Ogni giudizio implica infatti l’analisi di una più o meno ampia mole di elementi di segno non univoco e l’individuazione, nel loro ambito, di quei dati che – per essere obiettivamente più significativi, coerenti tra di loro e convergenti verso un’unica spiegazione – sono in grado di superare obiezioni e dati di segno contrario, di fondare il convincimento del giudice e di consentirne la rappresentazione, in termini chiari e comprensibili, compete al giudice nei due gradi di merito in cui si articola la giurisdizione (cfr. ad es. Cass. nn. 15156/11 e 5241/11).
Occorre quindi che i fatti della controversia dedotti per invalidare la motivazione della sentenza impugnata con ricorso per cassazione, siano autonomamente dotati di una forza esplicativa e dimostrativa tale che la loro rappresentazione disarticoli l’intero ragionamento svolto dal giudicante o determini al suo interno radicali incompatibilità, così da vanificare o da rendere manifestamente incongrua o contraddittoria la motivazione (in proposito, cfr., ad es. Cass. nn. 2272/07 e 14973/06).
Nel caso in esame, la Corte territoriale ha esaminato in maniera esauriente le prove testimoniali svolte e valutando criticamente, tra di esse, l’unica ritenuta in qualche modo confermativa dei compiti indicati dal ricorrente, l’ha giudicata, con un ragionamento congruamente argomentato, priva di riferimenti precisi ed oggettivi e quindi di per sé insufficiente a sostenere le ragioni del Sig. (OMISSIS).
A queste valutazioni di merito, ragionevoli e adeguatamente motivate, il ricorrente contrappone propri diversi apprezzamenti delle medesime testimonianze, anch’essi meritevoli di considerazione, ma non in questa sede di legittimità, in quanto ridondanti in valutazioni di fatto e in ragione del tipo di controllo proprio del giudizio di cassazione.

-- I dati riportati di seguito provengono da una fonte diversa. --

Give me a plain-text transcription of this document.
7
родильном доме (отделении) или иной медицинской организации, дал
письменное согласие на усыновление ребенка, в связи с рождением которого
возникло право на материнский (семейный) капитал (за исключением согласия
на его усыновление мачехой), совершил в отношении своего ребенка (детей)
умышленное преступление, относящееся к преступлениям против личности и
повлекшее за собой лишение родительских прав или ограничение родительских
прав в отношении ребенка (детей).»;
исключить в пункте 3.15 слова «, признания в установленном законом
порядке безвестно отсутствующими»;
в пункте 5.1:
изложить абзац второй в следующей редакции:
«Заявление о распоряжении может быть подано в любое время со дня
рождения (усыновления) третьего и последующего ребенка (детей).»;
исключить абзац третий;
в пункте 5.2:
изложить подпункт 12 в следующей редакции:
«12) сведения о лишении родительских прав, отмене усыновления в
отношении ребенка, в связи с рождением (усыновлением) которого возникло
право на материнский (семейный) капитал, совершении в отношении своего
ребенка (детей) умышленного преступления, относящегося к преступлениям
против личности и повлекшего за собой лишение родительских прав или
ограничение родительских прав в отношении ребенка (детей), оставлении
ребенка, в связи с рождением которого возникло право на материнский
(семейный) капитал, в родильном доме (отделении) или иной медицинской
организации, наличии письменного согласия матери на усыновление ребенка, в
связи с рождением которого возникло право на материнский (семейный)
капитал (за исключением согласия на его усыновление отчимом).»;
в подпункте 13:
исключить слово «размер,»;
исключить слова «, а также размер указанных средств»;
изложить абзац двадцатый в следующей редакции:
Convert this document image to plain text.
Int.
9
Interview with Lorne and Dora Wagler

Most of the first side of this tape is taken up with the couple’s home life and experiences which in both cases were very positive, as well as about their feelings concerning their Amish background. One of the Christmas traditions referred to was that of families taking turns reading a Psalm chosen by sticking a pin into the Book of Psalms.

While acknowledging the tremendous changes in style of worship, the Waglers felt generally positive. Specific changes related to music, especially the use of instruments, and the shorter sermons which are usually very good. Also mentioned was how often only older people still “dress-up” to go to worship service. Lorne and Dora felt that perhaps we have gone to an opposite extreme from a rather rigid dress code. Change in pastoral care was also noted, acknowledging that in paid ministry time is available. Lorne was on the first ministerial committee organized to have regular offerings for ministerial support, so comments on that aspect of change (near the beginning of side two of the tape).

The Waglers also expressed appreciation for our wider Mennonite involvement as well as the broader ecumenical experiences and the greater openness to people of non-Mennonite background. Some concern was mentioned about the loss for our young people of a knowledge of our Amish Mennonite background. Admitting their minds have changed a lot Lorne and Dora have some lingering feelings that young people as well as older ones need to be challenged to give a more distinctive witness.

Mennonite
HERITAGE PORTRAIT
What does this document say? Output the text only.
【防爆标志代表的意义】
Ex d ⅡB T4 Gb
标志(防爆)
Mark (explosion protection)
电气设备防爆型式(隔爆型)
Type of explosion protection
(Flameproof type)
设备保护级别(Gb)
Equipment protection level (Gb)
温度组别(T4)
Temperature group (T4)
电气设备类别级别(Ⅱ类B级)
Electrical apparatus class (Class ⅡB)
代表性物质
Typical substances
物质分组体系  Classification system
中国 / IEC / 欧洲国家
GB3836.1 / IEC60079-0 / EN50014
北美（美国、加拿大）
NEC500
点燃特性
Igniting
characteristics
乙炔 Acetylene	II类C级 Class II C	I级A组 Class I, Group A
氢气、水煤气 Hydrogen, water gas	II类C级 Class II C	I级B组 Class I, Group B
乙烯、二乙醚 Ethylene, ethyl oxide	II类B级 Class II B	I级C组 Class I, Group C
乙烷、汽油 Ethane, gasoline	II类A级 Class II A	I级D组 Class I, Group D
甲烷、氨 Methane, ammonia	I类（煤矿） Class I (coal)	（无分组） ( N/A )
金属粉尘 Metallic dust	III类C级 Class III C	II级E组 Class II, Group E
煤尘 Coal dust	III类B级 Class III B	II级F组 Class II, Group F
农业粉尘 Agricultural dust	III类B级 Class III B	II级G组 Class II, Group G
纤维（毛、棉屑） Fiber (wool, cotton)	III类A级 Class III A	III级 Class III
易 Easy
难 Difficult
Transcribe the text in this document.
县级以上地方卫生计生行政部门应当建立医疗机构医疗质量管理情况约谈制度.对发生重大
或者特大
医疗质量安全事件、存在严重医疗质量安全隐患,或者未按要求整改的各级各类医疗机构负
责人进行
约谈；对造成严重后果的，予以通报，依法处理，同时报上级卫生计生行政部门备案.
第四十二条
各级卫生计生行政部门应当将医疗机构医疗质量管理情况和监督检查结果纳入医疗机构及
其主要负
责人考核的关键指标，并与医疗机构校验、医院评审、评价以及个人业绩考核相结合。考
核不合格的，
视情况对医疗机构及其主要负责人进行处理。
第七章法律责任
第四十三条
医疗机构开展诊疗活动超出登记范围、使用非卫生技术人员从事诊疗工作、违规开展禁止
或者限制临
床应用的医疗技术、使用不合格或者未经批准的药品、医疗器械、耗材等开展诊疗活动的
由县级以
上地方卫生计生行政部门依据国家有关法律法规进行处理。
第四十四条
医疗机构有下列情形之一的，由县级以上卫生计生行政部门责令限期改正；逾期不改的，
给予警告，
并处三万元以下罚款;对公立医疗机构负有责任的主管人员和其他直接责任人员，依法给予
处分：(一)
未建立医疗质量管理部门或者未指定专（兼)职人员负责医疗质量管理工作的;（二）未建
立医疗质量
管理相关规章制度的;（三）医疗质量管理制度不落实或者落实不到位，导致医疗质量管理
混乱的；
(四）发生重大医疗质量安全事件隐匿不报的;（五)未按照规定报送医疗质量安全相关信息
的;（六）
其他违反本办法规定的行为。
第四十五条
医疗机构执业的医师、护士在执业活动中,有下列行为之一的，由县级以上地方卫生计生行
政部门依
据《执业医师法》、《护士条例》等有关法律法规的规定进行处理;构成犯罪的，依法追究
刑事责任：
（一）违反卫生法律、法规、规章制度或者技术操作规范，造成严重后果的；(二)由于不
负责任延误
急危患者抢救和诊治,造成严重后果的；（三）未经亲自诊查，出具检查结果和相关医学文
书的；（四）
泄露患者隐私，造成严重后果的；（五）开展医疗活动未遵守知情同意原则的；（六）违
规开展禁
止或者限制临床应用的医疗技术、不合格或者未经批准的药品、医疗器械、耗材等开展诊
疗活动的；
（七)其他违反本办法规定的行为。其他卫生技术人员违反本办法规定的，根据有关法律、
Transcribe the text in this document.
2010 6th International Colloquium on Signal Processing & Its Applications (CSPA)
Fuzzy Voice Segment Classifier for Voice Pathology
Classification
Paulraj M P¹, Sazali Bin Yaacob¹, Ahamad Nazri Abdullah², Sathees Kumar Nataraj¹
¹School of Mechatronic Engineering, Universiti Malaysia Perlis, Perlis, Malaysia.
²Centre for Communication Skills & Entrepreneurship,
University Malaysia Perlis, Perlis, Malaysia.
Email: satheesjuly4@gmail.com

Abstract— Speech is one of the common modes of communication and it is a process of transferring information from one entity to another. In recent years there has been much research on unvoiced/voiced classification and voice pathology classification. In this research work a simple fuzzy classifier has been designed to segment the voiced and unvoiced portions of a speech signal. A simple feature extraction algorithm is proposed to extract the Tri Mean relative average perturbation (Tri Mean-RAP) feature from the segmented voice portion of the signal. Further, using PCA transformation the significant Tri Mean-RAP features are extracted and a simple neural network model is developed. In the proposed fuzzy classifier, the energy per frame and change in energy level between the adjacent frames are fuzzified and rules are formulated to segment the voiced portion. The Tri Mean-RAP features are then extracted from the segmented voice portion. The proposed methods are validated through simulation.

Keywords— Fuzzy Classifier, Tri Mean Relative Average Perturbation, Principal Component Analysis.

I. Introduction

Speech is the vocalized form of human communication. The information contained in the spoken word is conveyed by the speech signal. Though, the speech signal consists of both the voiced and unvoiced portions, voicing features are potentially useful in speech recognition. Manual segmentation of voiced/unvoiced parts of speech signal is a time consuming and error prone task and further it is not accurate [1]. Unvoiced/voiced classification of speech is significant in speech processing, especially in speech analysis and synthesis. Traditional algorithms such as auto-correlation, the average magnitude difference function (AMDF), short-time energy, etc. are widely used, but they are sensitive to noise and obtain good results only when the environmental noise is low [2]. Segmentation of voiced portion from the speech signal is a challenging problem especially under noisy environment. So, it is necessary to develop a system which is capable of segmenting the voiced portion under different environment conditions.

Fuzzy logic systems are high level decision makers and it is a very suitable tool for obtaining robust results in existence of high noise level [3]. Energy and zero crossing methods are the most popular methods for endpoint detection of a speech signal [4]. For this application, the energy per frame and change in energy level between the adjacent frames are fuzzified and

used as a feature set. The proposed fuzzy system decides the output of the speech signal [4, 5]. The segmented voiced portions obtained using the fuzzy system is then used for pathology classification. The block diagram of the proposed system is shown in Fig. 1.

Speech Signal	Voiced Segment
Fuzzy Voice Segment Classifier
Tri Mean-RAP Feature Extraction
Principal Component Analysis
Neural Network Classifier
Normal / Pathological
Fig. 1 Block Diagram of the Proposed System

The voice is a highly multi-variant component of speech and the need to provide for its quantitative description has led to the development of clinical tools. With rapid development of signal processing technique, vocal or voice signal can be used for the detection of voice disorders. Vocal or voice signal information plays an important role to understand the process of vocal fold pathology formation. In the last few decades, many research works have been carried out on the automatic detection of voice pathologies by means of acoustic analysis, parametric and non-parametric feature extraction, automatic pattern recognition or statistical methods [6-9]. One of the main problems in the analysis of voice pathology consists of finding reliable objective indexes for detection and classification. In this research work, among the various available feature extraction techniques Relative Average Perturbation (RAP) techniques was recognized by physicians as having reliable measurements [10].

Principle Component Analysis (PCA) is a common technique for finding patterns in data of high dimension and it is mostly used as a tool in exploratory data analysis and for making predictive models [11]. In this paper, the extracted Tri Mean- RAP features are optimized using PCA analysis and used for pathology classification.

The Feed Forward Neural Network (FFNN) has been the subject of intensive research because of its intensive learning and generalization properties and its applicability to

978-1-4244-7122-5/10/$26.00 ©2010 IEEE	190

Concludendo, il ricorso va pertanto respinto, con la conseguente condanna del ricorrente a rimborsare alla resistente le spese di questo giudizio, liquidate in dispositivo sulla base dei parametri di cui al recente Decreto Ministeriale n. 140 del 2012.
P.Q.M.
La Corte rigetta il ricorso e condanna il ricorrente a rimborsare alla resistente le spese di questo giudizio, liquidate in euro 50,00 per esborsi ed euro 2.500,00 per compensi professionali, oltre accessori di legge.